The King described the Poor People’s Campaign as being the last, great nonviolent movement. If tactical nonviolence met with failure in this movement, he felt, then nonviolence as a means to ends” was done for.
The Detroit Police Department seemingly tried their best, for reasons known only to them, to make nonviolence appear a rather poor tactic on Monday, May 13, when more than 6,000 persons marched to Detroit’s Cobo Hall in support of the Poor People’s Campaign The King inspired.
In what Milwaukee’s marching priest, Father James Groppi, described as “a stupid confrontation over nothing,” police injured 26 demonstrators. The injured ranged from small children to elderly women. And the attack could see the suspension of some officers, and will certainly bring a Southern Christian Leadership Conference drive in Detroit.
The day began peacefully enough. The midwest contingent of the Campaign, led by Rev. A.D. King, the brother of Dr. King, and Groppi, rolled into town about noon. The 1100 members or contingent assembled at Blessed Sacrament Cathedral.
From there they began the long march to Cobo Hall. They were supposed to stay on Woodward all the way, but instead turned down Forrest to John R. More and more marchers joined along the way and by the time they returned to Woodward downtown the march looked like a great, black sea with wave upon wave of marchers rolling down Woodward.
They assembled in a park by the river to hear speeches and music. The members – of the midwest contingent went inside Cobo Hall to eat dinner and rest.
There had been police stationed three officers on each corner along the entire line of march. Motorcycle police accompanied the marchers. The Tactical Mobile Units had ‘strolled the downtown area all afternoon. Some of the T.M.U. cars displayed their riot gear inside the rear windows of their cars, as if expecting trouble at any moment.
Their expectations were fulfilled and trouble did finally come.
At about 8:45 p.m., the trouble came over the relatively minor problem of an illegally parked car. A white Oldsmobile sedan, bearing Illinois plates, and clearly identified as a march organizer’s car was parked outside Cobo Hall.
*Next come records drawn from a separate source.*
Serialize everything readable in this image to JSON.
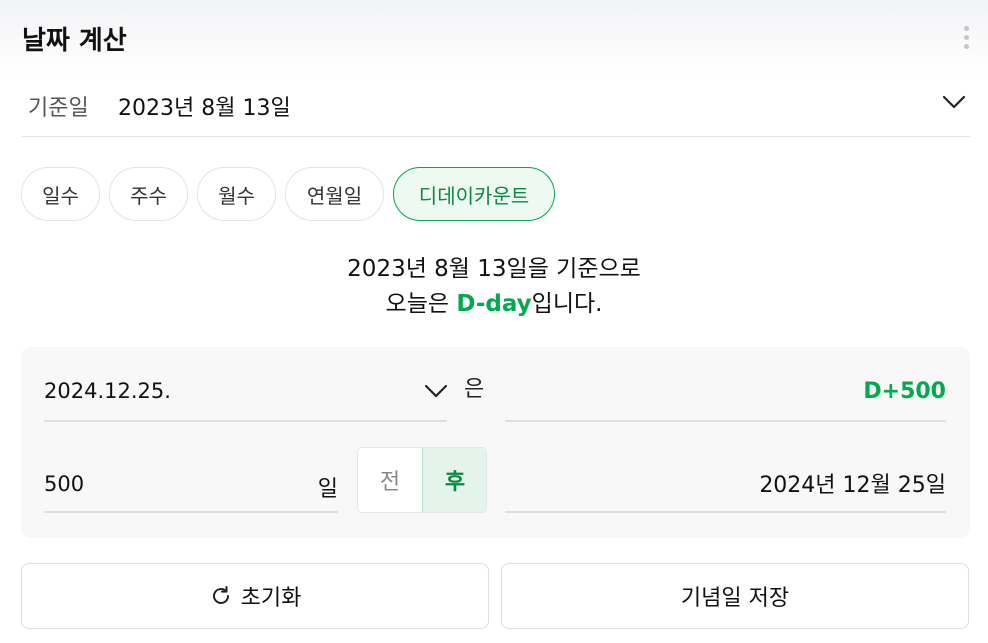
{
  "header": {
    "title": "날짜 계산",
    "more_icon": "more-vertical-icon"
  },
  "base_date": {
    "label": "기준일",
    "value": "2023년 8월 13일"
  },
  "tabs": [
    {
      "label": "일수",
      "active": false
    },
    {
      "label": "주수",
      "active": false
    },
    {
      "label": "월수",
      "active": false
    },
    {
      "label": "연월일",
      "active": false
    },
    {
      "label": "디데이카운트",
      "active": true
    }
  ],
  "message": {
    "line1": "2023년 8월 13일을 기준으로",
    "line2_prefix": "오늘은 ",
    "line2_highlight": "D-day",
    "line2_suffix": "입니다."
  },
  "calc": {
    "target_date": "2024.12.25.",
    "particle": "은",
    "dday_result": "D+500",
    "days_value": "500",
    "days_unit": "일",
    "direction_options": [
      "전",
      "후"
    ],
    "direction_selected": "후",
    "date_result": "2024년 12월 25일"
  },
  "buttons": {
    "reset_label": "초기화",
    "save_label": "기념일 저장"
  },
  "colors": {
    "accent": "#03a94d",
    "accent_bg": "#eef9f1",
    "card_bg": "#f8f8f8",
    "border": "#e3e4e6"
  }
}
Inside the car was Abraham Rice, coordinator of the midwest contingent. He was using the radio equipment in the car to marshal’ the activities by communicating with marshals in the various groups of demonstrators; the young marshals being equipped with walkie-talkies.
The car had been parked there since the marchers arrived at Cobo Hall about 6:30. Four other cars, including one from the Detroit News, were parked illegally there along with Rice’s Oldsmobile.
Suddenly a police sergeant walked up and demanded that the car be moved immediately. When Rice tried to talk about it, the sergeant ordered a Detroit Police tow truck to tow the car away. But, Rice called in help in the form of the Commandos, the members’ of the Milwaukee NAACP Youth Council who are Groppi’s bodyguards.
The Commandos, together with bystanders, sat on the car and prevented its removal. SCLC organizers tried desperately to reason with police. Hundreds of Detroit High school students, and other young people, had joined the march their mood was decidedly militant, in fact, revolutionary.
But, police responded by ordering a charge by the mounted police. They rode their horses into a segment of the crowd made up of younger school age youths. When a group of older women tried to protect the children, they too were attacked with clubs.
Not content with merely swinging their clubs, the mounted police used their horses against the marchers too. One woman was clubbed to the pavement and then kicked by a horse when she tried to get up.
SCLC marshals tried to get the marchers into Cobo Hall and away from the police. But, inside the building were more police who met the marchers with swinging fists, shoves, and more clubs. The people were trapped between the two squads of officers.
Groppi was knocked to the pavement just outside the doors, and when a Commando went to his aid he was set upon by police. The two officers so severely injured the Commando that he had to return to Milwaukee and could not continue in the campaign.
After the charge, and the mounted police had taken up a position in front of the nearby Veteran’s Memorial Building, T.M.U. officers began getting out of their cars and donning their riot gear. The crowd, already enraged, saw this as an even greater threat.
SCLC organizers were hard pressed to cool tempers, but they did it and kept the crowd from retaliating.
But the next day, in the chambers of the Common Council, they lost their own tempers in a series of fiery speeches denouncing the police and Detroit.
The midwest contingent, with the 200 Detroiters who were joining them, were held back in Detroit so an official protest could be filed.
Speaker after speaker denounced the action to Mayor Jerome P. Cavanaugh. Josea Williams, of the SCLC, said Detroit Police were “sicker than the Mississippi state troopers.” Groppi labeled the police involved as “Nazi stormtroopers camouflaged in blue uniforms.” Frank Ditto, of the East Side Voice of Independent Detroit, demanded the immediate suspension of three officers. Ken Cockrel, of the Northend Community Council, said that even if Cavanaugh wanted to set things right, “he can’t do it.”
Cavanaugh said that appropriate action would be taken with an investigation and suspensions, if they were in order.
Josea Williams said that when the SCLC was through in Washington, they would return to Detroit to “deal with the Detroit police force.”